На Сенькином лице мелькнула обрадованная улыбка, такая же улыбка возникла и на лице Чанышева. Возникла и исчезла.
– Приходи часов в шесть, – сказал Чанышеву Сенька, – мы сразу же пропустим тебя к Александру Ильичу. Он как раз к этой поре освободится.
– Хорошо, – сказал Чанышев, окинул быстрым взглядом двух дюжих казаков, стоявших у дверей, и откланялся. – До вечера! – Он сделал два шага и остановился. – Да, если я не смогу вечером явиться к Александру Ильичу, то придет вот он, – Чанышев взял за плечо человека, стоявшего рядом с ним, одетого в легкий зипун с воротником из темной кашгарской лисицы и в таком же малахае, повернул лицом к Сеньке, – письмо принесет… Ладно? Александр Ильич его знает.
Лицо у чанышевского напарника было сухим, плоским, бесстрастным.
– Ладно, – согласился Сенька. – Скажи только, как его зовут?
– Махмуд. Фамилия – Хаджамиаров.
– Пусть приходит, – смягчил голос Сенька, – а лучше приходите вдвоем.
– Дай Бог тебе хорошей жены, – пожелал Чанышев и вышел на улицу.

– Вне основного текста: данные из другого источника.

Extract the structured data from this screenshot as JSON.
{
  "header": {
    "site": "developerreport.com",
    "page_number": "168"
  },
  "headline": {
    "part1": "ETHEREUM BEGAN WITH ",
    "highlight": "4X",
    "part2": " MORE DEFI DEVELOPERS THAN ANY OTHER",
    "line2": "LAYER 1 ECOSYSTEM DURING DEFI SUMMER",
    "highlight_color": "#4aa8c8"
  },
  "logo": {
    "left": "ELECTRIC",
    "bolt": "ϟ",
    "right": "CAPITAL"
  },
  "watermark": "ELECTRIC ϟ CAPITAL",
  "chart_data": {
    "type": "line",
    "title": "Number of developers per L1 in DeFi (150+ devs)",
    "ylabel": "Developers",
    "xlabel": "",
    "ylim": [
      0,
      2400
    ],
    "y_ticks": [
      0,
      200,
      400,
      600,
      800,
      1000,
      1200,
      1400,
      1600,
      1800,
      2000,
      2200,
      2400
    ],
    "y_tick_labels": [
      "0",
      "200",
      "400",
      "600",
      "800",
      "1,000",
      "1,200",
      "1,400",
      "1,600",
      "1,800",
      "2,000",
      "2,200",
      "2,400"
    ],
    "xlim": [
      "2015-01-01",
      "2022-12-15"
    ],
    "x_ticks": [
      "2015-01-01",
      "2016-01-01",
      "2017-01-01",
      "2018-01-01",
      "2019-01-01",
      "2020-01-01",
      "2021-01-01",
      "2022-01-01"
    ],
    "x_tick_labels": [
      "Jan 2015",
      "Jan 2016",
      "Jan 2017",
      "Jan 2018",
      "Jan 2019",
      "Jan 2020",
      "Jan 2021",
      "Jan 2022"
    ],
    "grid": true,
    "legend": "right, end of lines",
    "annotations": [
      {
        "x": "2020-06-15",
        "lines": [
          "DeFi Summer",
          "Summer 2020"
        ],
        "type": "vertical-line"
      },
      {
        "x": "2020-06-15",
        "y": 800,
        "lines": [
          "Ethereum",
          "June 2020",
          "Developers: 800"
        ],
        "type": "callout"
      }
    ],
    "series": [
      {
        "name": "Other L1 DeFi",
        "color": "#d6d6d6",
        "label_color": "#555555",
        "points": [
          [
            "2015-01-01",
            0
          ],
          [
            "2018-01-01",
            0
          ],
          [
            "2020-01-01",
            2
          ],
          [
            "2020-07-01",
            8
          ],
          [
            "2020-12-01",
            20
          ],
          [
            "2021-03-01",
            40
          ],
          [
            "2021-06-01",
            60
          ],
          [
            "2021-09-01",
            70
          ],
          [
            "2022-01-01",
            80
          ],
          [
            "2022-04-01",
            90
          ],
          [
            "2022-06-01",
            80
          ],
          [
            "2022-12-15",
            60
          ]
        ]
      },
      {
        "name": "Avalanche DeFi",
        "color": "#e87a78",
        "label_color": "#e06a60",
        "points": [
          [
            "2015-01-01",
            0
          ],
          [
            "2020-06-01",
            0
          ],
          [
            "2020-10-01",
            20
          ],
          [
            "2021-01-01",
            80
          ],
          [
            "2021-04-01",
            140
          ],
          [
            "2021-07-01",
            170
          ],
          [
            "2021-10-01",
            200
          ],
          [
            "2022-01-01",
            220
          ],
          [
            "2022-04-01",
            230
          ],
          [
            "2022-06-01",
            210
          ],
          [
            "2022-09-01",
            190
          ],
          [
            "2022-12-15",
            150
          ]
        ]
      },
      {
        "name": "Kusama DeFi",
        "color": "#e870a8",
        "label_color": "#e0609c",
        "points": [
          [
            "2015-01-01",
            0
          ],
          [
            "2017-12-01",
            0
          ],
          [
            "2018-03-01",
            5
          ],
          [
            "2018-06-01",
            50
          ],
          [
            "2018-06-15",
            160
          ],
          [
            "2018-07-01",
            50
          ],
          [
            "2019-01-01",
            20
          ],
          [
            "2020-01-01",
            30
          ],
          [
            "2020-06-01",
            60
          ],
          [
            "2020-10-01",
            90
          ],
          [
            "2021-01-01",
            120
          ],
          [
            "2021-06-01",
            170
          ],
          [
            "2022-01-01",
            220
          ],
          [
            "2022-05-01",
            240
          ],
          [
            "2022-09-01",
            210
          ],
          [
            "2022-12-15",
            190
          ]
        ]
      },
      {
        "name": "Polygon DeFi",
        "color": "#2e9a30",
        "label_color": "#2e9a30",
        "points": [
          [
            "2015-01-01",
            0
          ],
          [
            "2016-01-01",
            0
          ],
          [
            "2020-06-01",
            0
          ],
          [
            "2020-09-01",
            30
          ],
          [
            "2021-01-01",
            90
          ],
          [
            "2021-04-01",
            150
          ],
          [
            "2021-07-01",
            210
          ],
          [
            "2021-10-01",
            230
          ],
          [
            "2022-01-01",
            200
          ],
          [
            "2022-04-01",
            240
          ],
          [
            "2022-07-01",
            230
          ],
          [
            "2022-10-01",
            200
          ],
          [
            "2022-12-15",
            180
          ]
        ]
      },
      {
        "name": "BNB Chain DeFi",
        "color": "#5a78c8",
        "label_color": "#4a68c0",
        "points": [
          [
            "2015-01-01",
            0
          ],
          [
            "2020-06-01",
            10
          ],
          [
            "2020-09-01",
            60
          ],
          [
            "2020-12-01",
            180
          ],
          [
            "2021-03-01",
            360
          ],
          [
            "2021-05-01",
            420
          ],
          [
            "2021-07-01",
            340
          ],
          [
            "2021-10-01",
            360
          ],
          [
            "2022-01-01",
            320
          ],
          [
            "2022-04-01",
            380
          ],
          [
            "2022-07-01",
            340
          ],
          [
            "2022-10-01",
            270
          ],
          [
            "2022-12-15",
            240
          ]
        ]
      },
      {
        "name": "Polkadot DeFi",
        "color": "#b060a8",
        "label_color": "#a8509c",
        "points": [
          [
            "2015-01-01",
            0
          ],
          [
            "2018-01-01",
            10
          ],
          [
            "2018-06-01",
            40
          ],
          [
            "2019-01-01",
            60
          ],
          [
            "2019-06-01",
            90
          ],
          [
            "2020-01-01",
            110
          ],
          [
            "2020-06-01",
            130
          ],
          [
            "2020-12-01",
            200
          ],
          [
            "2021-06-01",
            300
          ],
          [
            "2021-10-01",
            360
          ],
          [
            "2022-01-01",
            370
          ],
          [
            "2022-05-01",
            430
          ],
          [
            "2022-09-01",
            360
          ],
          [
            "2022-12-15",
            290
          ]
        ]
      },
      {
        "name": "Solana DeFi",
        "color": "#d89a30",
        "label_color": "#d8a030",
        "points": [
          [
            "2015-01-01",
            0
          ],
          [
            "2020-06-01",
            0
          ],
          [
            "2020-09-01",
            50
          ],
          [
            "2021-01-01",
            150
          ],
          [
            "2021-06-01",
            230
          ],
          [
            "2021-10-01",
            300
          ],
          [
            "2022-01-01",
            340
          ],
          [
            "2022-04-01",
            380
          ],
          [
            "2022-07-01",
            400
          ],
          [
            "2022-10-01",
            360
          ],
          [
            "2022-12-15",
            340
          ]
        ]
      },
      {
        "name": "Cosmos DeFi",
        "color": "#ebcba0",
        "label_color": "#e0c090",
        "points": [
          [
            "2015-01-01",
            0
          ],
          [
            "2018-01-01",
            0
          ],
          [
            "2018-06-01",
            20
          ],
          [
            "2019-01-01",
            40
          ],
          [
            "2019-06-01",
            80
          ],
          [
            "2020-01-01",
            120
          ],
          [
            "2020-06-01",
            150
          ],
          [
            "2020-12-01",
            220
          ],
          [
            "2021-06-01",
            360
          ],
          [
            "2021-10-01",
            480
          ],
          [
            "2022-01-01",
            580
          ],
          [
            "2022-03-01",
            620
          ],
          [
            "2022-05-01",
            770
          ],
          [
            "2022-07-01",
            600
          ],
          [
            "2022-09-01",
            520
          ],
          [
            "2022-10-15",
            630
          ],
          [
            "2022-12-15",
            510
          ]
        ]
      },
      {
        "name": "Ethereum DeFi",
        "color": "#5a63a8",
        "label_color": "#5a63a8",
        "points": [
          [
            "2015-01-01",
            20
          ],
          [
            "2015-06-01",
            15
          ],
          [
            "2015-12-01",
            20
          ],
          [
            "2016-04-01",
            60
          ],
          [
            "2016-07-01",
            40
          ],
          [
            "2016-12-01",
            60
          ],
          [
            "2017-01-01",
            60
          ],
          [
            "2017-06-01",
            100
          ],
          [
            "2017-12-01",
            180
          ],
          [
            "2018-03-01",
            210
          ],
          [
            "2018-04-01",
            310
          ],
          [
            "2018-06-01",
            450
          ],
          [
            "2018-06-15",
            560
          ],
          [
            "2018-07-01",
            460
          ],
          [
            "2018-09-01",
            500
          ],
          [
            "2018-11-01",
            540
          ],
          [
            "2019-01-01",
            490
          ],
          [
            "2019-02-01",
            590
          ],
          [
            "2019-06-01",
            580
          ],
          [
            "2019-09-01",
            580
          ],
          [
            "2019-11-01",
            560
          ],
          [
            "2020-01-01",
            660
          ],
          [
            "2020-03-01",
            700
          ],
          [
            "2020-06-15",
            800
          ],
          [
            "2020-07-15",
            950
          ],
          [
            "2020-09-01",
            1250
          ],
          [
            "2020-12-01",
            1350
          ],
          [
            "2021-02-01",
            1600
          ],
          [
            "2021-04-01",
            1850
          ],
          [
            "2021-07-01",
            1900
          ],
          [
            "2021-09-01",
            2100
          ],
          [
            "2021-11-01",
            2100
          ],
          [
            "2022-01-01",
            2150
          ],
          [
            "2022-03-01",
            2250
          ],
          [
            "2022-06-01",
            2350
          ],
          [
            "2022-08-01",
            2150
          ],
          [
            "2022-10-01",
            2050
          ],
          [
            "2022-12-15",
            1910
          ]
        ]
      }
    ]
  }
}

На улице он неторопливо огляделся, поднял воротник, защищаясь от острого ветра, и толкнул локтем напарника:
– Ну что, наступает «последний и решительный»… А?
Тот откашлялся в кулак и ничего не ответил начальнику.
Передвигаться вечером по тесным кривым улочкам Суйдуна – штука сложная, а когда нет ни одного светлого пятна, не горит ни одна коптюшка, – не просто сложная, но и опасная. Хорошо, что Чанышев с самого первого появления здесь старался запомнить все изгибы, тупики и проходные лазы крепостных улочек, знал уже, где можно пройти пешком, где верхом, а где надо ползти на карачках и тянуть за собой в поводу упирающуюся лошадь. Суйдун – это Суйдун, других таких мест в Китае нет.
В темноте Чанышев подтянул всю свою группу к дому Дутова, расставил людей по местам, одного определил с конями на крохотной площади, облюбованной водоносами и продавцами замороженного, в кругах, молока.
– Лошади будут находиться здесь, – предупредил Чанышев своих спутников, – запомните это место. Ежели кто отобьется, застрянет либо вырвется раньше – приходите сюда.
Кривобокие домики, окружавшие крохотную площадь, были темны, угрюмы, только в одном светилось небольшое оконце. Из-за крыш тянуло гарью, – то ли чей-то домишко сгорел, то ли неподалеку замерзающий китайский люд жег костер.
– Пора, Махмуд! – Чанышев подтолкнул Хаджамиарова под лопатки.
Тот согласно кивнул, поправил малахай и произнес просто, будто собирался найти и пригнать в табун отбившегося жеребенка:
– Я пошел!
– Я буду страховать тебя, Махмуд, – сказал ему Чанышев, и в следующее мгновение, подбадривая товарища, зачастил, давясь словами, – я все время буду находиться рядом.
– Все будет в порядке, Касымхан, – сказал ему Махмуд и вошел в дом Дутова.
Следом за Махмудом Чанышев послал Мухая Байсмакова – молчаливого крупного казаха, способного руками свернуть голову быку. Байсмаков считался не только сильным человеком, но и метким стрелком: на расстоянии двадцати метров попадал в камень-голыш размером не более семишника – старой двухкопеечной монеты. В карманах Байсмаков держал по револьверу. Мера была хотя и лишняя, но нужная: а вдруг один даст осечку?
Сам Чанышев занял место напротив караулки. Перед самой караулкой, на дверном косяке горела лампа-семилинейка, повешенная на гвоздь. Стекло лампы кто-то из казаков недавно хорошо обработал ершиком, почистил. Касымхану с улицы были хорошо видны и дверь помещения, в котором отдыхал казачий наряд, и окно. Чанышев нащупал в кармане рукоятку нагана.
Было тихо. В небе – очень низком, плотном, что-то шевелилось, лопалось, возникали тусклые могильные огоньки и тут же исчезали, о стены домов скребся с железным звуком ветер, швырял в стекла пригоршни крупы, старался выдавить их… Нехорошо было, тревожно. Чанышев ждал.